Pasalnya, penerapan cukai plastik tersebut tidak bisa dijadikan jaminan terjadinya penurunan permintaan kantong barang plastik yang diigunakan sebagai pembungkus atau wadah dan masyarakat diminta beralih menggunakan bahan pembungkus subsitusi lain. Masyarakat sendiri masih tetap membutuhkan dan menggunakan plas- tik untuk pembungkus atau wadah saat membawa barang. Bila masyarakat diminta melakukan perubahan untuk beralih menggunakan wadah maupun pembungkus lain, tentu mereka akan mempertimbangkannya terkait menyangkut harga, persediaan, kekuatan dan kemudahan dalam penggunaan/wadah pembawa barang yang digunakan konsumen, papar Lintong.

Baca juga : Jasa seo terbaik di semarang

Sedangkan pandangan produsen dan dunia usaha, limbah plastik adalah produk yang memiliki nilai ekonomi tinggi yang dapat memberikan konstribusi cukup signifikan dalam kegiatan ekonomi rakyat (pengumpul/pemulung) hingga industri recycling atau industri daur ulang yang memberikan bahan baku kepada industri hilir, sehingga industri hilir tersebut dapat berdaya saing di pasar global, ujar Lintong. Hal yang sama pun disampaikan Tenaga Ahli JPIP, Lintong Hutahaean. Menurutnya, pengolahan limbah plastik bila dilaksanakan dengan prinsip-prinsip managemen dan tata kelola yang baik, dengan menggunakan prinsip pengolahan limbah dan penerapan managemen logistik dan distribusi sampah plastik yang baik dan benar.
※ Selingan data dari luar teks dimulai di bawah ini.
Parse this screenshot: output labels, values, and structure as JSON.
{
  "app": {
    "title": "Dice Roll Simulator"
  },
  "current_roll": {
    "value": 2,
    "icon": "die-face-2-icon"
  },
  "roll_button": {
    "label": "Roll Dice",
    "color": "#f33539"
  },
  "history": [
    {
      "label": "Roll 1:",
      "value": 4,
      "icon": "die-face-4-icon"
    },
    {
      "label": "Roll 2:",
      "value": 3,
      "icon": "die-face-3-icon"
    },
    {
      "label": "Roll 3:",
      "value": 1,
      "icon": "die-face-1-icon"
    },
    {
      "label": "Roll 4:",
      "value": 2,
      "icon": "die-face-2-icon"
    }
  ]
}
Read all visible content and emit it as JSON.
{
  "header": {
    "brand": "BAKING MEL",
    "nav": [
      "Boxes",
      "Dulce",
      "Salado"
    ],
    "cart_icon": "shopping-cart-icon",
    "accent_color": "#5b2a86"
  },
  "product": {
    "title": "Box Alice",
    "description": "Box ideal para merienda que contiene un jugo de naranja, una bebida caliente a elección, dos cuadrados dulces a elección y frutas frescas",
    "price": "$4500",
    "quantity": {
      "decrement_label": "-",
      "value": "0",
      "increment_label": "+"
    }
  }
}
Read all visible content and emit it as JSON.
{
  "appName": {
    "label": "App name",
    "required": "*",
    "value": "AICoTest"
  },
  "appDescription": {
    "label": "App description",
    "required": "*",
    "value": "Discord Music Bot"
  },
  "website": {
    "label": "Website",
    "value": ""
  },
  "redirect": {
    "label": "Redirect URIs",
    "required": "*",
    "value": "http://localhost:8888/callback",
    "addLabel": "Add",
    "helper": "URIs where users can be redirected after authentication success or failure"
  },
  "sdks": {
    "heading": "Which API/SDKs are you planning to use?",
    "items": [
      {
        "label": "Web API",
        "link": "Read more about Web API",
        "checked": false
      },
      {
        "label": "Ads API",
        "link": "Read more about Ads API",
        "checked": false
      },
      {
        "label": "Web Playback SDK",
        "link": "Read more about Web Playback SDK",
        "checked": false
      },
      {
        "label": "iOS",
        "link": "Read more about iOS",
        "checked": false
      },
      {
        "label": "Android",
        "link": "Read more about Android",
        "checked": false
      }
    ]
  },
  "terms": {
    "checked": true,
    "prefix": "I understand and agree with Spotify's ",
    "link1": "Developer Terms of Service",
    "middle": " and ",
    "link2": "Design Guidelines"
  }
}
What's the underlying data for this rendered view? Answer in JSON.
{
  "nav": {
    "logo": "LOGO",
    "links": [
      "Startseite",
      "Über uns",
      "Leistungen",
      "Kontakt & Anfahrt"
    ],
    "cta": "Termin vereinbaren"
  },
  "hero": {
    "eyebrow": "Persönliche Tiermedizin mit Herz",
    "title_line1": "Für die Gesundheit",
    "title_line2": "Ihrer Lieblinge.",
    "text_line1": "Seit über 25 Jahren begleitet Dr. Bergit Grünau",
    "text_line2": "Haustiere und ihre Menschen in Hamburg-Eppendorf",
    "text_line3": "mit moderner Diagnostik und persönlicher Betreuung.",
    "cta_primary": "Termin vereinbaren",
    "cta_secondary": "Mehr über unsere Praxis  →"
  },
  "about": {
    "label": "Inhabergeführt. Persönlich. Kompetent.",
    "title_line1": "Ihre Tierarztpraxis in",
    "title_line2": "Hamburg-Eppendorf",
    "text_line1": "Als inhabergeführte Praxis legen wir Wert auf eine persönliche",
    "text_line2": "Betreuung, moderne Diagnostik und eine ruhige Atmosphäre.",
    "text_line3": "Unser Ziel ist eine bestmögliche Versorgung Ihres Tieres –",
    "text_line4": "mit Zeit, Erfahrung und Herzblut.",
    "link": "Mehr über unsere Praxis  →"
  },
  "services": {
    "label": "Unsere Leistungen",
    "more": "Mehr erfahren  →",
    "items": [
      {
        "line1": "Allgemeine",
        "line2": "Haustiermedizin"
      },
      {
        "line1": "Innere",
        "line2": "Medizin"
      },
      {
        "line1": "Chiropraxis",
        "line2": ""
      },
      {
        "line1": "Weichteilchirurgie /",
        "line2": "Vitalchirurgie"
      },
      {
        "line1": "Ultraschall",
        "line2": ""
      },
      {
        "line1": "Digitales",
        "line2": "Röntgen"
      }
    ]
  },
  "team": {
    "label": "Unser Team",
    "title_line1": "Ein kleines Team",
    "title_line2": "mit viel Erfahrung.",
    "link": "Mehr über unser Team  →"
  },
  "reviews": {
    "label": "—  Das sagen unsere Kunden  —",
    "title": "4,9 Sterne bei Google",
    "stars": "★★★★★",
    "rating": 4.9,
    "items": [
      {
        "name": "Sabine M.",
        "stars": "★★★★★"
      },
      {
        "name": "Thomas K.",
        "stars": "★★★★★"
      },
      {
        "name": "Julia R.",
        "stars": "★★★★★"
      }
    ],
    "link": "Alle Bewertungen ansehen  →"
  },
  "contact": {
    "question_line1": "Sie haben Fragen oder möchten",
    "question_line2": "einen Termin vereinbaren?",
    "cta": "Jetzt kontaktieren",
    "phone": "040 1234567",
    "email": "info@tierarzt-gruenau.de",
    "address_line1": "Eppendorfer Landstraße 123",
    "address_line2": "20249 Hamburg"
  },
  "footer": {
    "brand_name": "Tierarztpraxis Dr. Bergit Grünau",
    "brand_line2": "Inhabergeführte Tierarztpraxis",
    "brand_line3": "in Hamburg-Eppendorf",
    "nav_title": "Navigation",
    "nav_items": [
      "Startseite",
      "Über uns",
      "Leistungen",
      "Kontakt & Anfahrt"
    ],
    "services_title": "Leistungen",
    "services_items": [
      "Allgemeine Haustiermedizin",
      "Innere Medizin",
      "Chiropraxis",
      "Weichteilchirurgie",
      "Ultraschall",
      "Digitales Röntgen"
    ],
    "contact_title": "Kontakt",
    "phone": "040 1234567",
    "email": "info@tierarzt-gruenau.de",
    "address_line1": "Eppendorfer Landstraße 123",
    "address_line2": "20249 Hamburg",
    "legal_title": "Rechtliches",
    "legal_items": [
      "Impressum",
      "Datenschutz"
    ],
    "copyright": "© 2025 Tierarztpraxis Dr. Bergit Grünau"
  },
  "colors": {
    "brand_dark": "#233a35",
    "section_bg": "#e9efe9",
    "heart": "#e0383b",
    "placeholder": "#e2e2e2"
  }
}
Selain itu juga akan menghasilkan pendapatan yang tinggi bagi masyarakat, yaitu penghasil sampah, pemulung sampah hingga industri daur ulang plastik, karena sampah plastik ini merupakan bahan baku bernilai ekonomis tinggi untuk industri hilirnya. Industri daur ulang adalah pendukung usaha sampah plastik yang terintegrasi dengan industri hilirnya yang memberikan penghasilan kapada masyarakat kecil di Indonesia. Selain itu juga industri daur ulang ini melakukan penyerapan tenaga kerja lebih dari 25 ribu orang dan menghasilkan bahan baku plastik yang dibutuhkan oleh industri hilir yang menghasilkan produk untuk tujuan ekspor, ujar Lintong Hutahaean. Dia menambahkan, daripada diterapkannya RPP cukai kantong plastik yang dinilai tidak akan efektif, lebih baik pemerintah melakukan edukasi tentang bagaimana managemen pengelolaan sampah plastik yang baik dan benar.